Меня часто раздражают речи и всяческие печатные словеса о любви к Вильнюсу, клятвенные заверения вернуться в этот вечный город из любого уголка света: не верю я ни умным и связным рассуждениям, ни искренним вздохам и, разумеется, оказываюсь неправ - мне ли решать, что чувствуют люди по отношению к зданию, ландшафту, топографии, той долине или этому изгибу улицы? Но тогда кому же, если не мне? И я могу иметь свое мнение, пусть оно даже гроша ломаного не стоит, тем более трех, на которые в Старом городе можно было выпить аж кварту сорокаградусной! Сейчас уточню: я не верю, что эти слова принадлежат моим сверстникам, у меня то и дело возникает неприличное подозрение, что они спят и видят, как бы подороже продать свою любовь к Вильнюсу и получить взамен что-нибудь осязаемое и приятное, не буду уточнять что именно. Зато я верю вздохам и даже клятвам стариков, которым ничего не нужно, хотя и клятвы эти порой фальшивы; как мало людей, которым не требовалось бы хоть чего-нибудь, ведь даже место на кладбище выделяется в зависимости от того, насколько громкой была известность в обществе или звонким голос... Нет, все они, эти краснобаи, по-своему любят город, приходят в ужас от жутких преступлений, возмущаются по поводу безалаберщины, сетуют на неудобства, они и в самом деле не хотели бы жить в любом другом месте - только здесь. Но вот любят ли они его по-настоящему?.. Я не собираюсь стыдить или осуждать кого-нибудь: дыхание человека скоротечно, он не успевает даже осознать свою подлинную ничтожность, а физиологии перестает стыдиться гораздо позже, впав в детство...

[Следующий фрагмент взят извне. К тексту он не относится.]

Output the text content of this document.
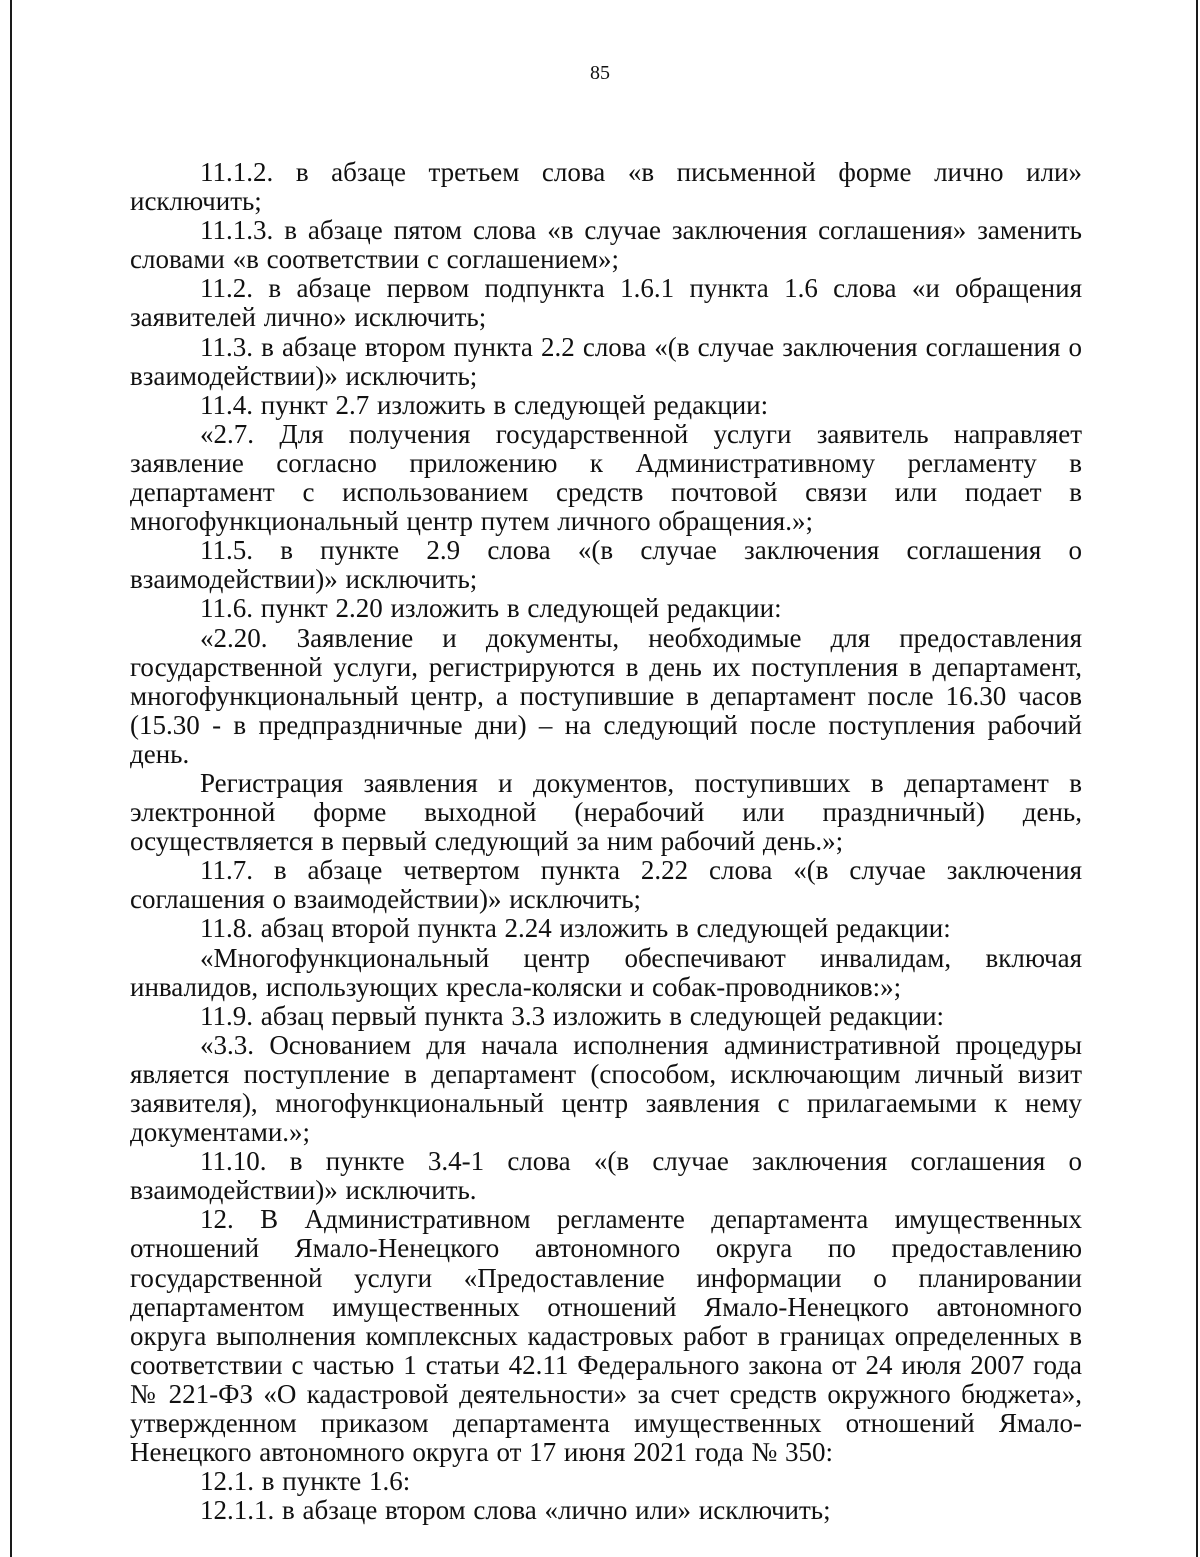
85

11.1.2. в абзаце третьем слова «в письменной форме лично или» исключить;

11.1.3. в абзаце пятом слова «в случае заключения соглашения» заменить словами «в соответствии с соглашением»;

11.2. в абзаце первом подпункта 1.6.1 пункта 1.6 слова «и обращения заявителей лично» исключить;

11.3. в абзаце втором пункта 2.2 слова «(в случае заключения соглашения о взаимодействии)» исключить;

11.4. пункт 2.7 изложить в следующей редакции:

«2.7. Для получения государственной услуги заявитель направляет заявление согласно приложению к Административному регламенту в департамент с использованием средств почтовой связи или подает в многофункциональный центр путем личного обращения.»;

11.5. в пункте 2.9 слова «(в случае заключения соглашения о взаимодействии)» исключить;

11.6. пункт 2.20 изложить в следующей редакции:

«2.20. Заявление и документы, необходимые для предоставления государственной услуги, регистрируются в день их поступления в департамент, многофункциональный центр, а поступившие в департамент после 16.30 часов (15.30 - в предпраздничные дни) – на следующий после поступления рабочий день.

Регистрация заявления и документов, поступивших в департамент в электронной форме выходной (нерабочий или праздничный) день, осуществляется в первый следующий за ним рабочий день.»;

11.7. в абзаце четвертом пункта 2.22 слова «(в случае заключения соглашения о взаимодействии)» исключить;

11.8. абзац второй пункта 2.24 изложить в следующей редакции:

«Многофункциональный центр обеспечивают инвалидам, включая инвалидов, использующих кресла-коляски и собак-проводников:»;

11.9. абзац первый пункта 3.3 изложить в следующей редакции:

«3.3. Основанием для начала исполнения административной процедуры является поступление в департамент (способом, исключающим личный визит заявителя), многофункциональный центр заявления с прилагаемыми к нему документами.»;

11.10. в пункте 3.4-1 слова «(в случае заключения соглашения о взаимодействии)» исключить.

12. В Административном регламенте департамента имущественных отношений Ямало-Ненецкого автономного округа по предоставлению государственной услуги «Предоставление информации о планировании департаментом имущественных отношений Ямало-Ненецкого автономного округа выполнения комплексных кадастровых работ в границах определенных в соответствии с частью 1 статьи 42.11 Федерального закона от 24 июля 2007 года № 221-ФЗ «О кадастровой деятельности» за счет средств окружного бюджета», утвержденном приказом департамента имущественных отношений Ямало-Ненецкого автономного округа от 17 июня 2021 года № 350:

12.1. в пункте 1.6:

12.1.1. в абзаце втором слова «лично или» исключить;
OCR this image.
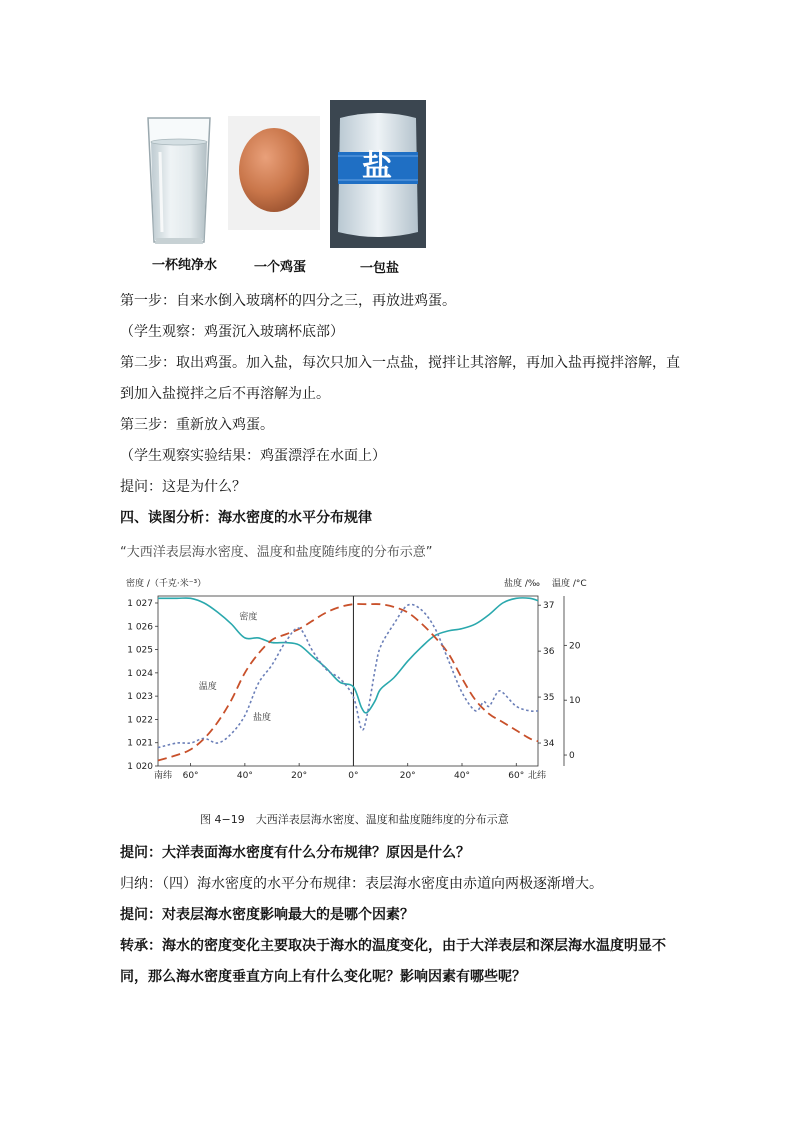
一杯纯净水	一个鸡蛋
盐
一包盐
第一步：自来水倒入玻璃杯的四分之三，再放进鸡蛋。
（学生观察：鸡蛋沉入玻璃杯底部）
第二步：取出鸡蛋。加入盐，每次只加入一点盐，搅拌让其溶解，再加入盐再搅拌溶解，直
到加入盐搅拌之后不再溶解为止。
第三步：重新放入鸡蛋。
（学生观察实验结果：鸡蛋漂浮在水面上）
提问：这是为什么？
四、读图分析：海水密度的水平分布规律
“大西洋表层海水密度、温度和盐度随纬度的分布示意”
1 027
1 026
1 025
1 024
1 023
1 022
1 021
1 020
37
36
35
34
20
10
0
密度 /（千克·米⁻³）	盐度 /‰ 温度 /°C
南纬 60°	40°	20°	0°	20°	40°	60° 北纬
密度
温度
盐度
图 4−19　大西洋表层海水密度、温度和盐度随纬度的分布示意
提问：大洋表面海水密度有什么分布规律？原因是什么？
归纳：（四）海水密度的水平分布规律：表层海水密度由赤道向两极逐渐增大。
提问：对表层海水密度影响最大的是哪个因素？
转承：海水的密度变化主要取决于海水的温度变化，由于大洋表层和深层海水温度明显不
同，那么海水密度垂直方向上有什么变化呢？影响因素有哪些呢？
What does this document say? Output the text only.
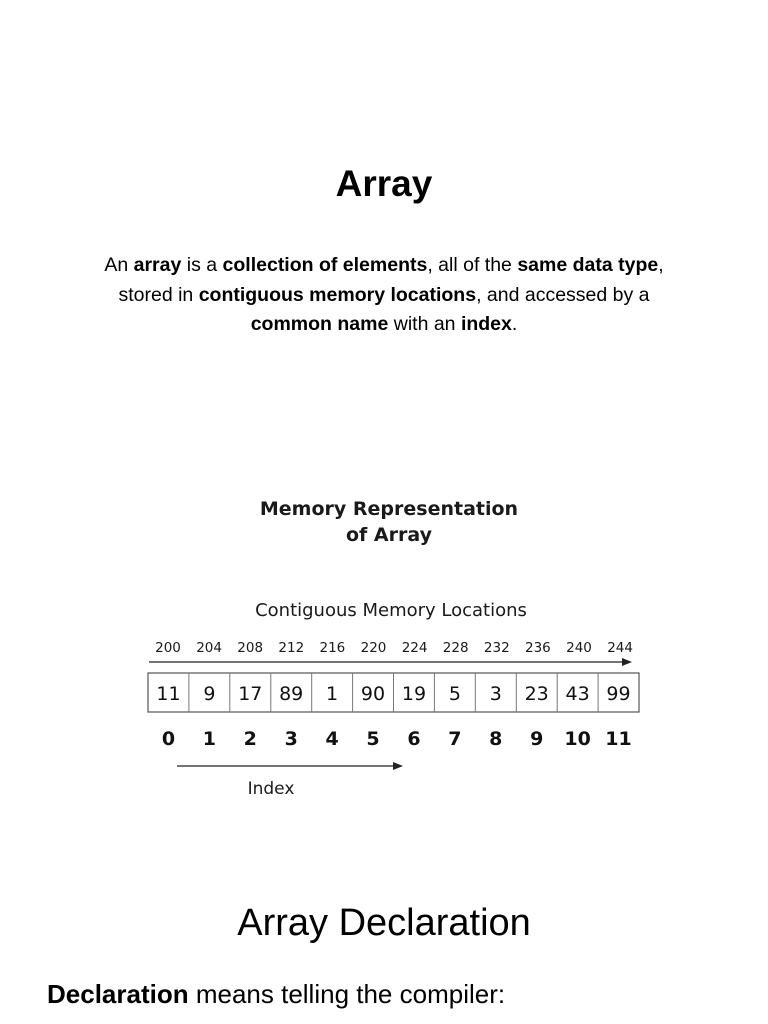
Array
An array is a collection of elements, all of the same data type, stored in contiguous memory locations, and accessed by a common name with an index.
Memory Representation
of Array
Contiguous Memory Locations
200 204 208 212 216 220 224 228 232 236 240 244
11 9 17 89 1 90 19 5 3 23 43 99
0 1 2 3 4 5 6 7 8 9 10 11
Index
Array Declaration
Declaration means telling the compiler:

Мои козыри тоже достаточно скромны - сам не знаю, могу ли я любить город, в котором испытал столько унижений, неудач и такую нужду. Зато я познал его в той мере, в какой мне было суждено это сделать.

Взять хотя бы тот же монастырь на улице Малуну, между трех мостов. Между церковью и множеством костелов. Тот самый, что высится по ту сторону Вилейки, уже на Заречье, как бы находясь в другом небольшом государстве, где речка является не только естественной, природной границей, но и рубежом зон влияния. Вот и галерея, дверь, за которой жила моя мать, когда к ней приходил мой будущий отец. Здесь резвились кузены-американцы, зубрила немецкую грамматику Домицеле... Пожалуй, я не хотел бы тут жить - Туулин дом с апсидой куда просторнее, - но сюда меня тянуло уже тогда, когда я малейшего представления не имел ни о военной поре, ни об образцово-показательной школе. Если быть точным, кое о чем я краем уха слышал, но точных адресов никто не называл. Сейчас-то мне доподлинно известно, чего ради я, свернув с намеченного городского маршрута, забредаю сюда и при этом делаю вид, что просто-напросто решил прогуляться вдоль речки или под благовидным предлогом навестить графика, отпустившего на щеках мордоволосья. Туула - вот причина. Она была здесь, здесь я слышал ее глухой голос, хрупкий смех, здесь, над горой Бекеша и над моей головой, под сводами комнаты, сияла ее маленькая стрекозиная головка...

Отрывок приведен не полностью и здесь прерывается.